Herr Reiner (Peter Berling) ist ein deutscher Tourist in Rom. Als er gerade an der Spanischen Treppe Fotos schießt, wird er zufällig Zeuge eines politischen Attentats und fotografiert nicht nur den Mord, sondern auch den Attentäter. Die Negative versteckt er in einem goldenen Feuerzeug. Abends lässt er sich zur Feier des Tages zwei Edelprostituierte auf sein Hotelzimmer kommen, die blonde Pamela (Janet Agren) und die schwarzhaarige Mystère (Carole Bouquet). Herr Reiner ist jedoch ein richtig ekliger und nerviger Fettsack. Deshalb sieht sich Pamela veranlasst, sich für diese unangenehme Begegnung eine kleine zusätzliche Entschädigung zu gönnen. Sie klaut dem dicken Deutschen sein goldenes Feuerzeug und versteckt es ohne deren Wissen in der Handtasche von Mystère.

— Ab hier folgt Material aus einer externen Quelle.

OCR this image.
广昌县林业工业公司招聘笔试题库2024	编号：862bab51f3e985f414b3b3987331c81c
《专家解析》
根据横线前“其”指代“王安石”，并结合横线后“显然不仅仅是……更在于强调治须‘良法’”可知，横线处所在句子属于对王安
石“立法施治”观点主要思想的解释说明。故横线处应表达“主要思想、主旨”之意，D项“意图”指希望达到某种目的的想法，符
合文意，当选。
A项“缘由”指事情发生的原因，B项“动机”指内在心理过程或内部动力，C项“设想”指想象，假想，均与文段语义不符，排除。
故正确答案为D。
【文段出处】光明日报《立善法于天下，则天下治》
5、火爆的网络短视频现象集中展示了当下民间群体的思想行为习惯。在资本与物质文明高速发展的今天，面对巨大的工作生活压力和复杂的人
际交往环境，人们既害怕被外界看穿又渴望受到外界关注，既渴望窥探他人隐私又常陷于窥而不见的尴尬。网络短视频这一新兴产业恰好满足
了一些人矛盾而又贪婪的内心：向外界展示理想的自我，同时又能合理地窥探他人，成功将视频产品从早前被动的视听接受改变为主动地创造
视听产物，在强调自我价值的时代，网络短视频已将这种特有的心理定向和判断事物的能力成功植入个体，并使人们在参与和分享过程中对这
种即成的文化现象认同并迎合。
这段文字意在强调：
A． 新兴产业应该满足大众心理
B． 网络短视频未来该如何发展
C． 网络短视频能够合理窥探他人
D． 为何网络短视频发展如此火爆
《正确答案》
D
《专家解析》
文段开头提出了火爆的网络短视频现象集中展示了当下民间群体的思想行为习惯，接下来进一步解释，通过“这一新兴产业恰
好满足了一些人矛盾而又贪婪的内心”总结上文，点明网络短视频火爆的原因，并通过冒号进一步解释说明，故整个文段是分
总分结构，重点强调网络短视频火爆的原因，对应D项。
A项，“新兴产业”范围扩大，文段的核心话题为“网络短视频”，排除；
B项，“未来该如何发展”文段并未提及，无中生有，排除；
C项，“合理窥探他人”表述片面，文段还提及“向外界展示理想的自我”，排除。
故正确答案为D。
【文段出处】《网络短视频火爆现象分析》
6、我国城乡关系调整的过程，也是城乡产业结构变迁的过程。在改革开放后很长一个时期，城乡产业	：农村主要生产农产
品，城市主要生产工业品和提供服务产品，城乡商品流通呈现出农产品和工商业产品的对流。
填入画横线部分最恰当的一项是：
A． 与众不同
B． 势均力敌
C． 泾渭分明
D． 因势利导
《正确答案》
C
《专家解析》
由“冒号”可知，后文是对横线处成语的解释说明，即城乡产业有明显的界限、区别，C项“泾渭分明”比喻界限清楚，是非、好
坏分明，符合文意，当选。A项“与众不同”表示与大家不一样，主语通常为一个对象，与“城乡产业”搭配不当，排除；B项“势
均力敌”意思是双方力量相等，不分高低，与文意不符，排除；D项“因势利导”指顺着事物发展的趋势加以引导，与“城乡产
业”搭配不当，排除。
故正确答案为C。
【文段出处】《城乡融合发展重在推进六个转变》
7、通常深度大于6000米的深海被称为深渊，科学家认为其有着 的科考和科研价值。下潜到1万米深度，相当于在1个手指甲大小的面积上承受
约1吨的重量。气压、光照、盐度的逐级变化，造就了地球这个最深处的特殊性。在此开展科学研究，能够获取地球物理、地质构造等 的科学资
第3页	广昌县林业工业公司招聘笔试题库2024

Kurz darauf sorgt ein mysteriöser Killer mit Spazierstock dafür, dass erst Herr Reiner und dann Pamela auf nicht ganz angenehme Art das Zeitliche segnen. Dieser Fall interessiert nicht nur den amerikanischen FBI-Mann Inspektor Colt (!), sondern natürlich auch die lokale Polizei. So dauert es auch nicht lange, bis besagter Inspektor Colt in der Wohnung von Mystère aufschlägt. Die selbstbewusste und kultivierte Französin verweigert dem amerikanischen Macho-Proll jedoch zunächst jede Zusammenarbeit. Doch schon bald ist nicht nur das Leben von Mystère, sondern auch das von Mr. Colt in Gefahr und die beiden tun sich zwangsweise zusammen ...

KRITIK:

Mystère! Diese französische Edelprostituierte wird von der wunderschönen französischen Schauspielerin Carole Bouquet gespielt. Und die sieht nicht nur verdammt gut aus, sondern besitzt im Gegensatz zu den meisten anderen 80er Jahre-Giallo-Darstellerinen auch echtes Charisma! Von daher verwundert es doch sehr, dass diese Frau nach ihrem Debüt in Luis Buñuels DIESES OBSKURE OBJEKT DER BEGIERDE (1977) bis heute in keinem nennenswertem Film mitgespielt hat - außer natürlich in MYSTERE!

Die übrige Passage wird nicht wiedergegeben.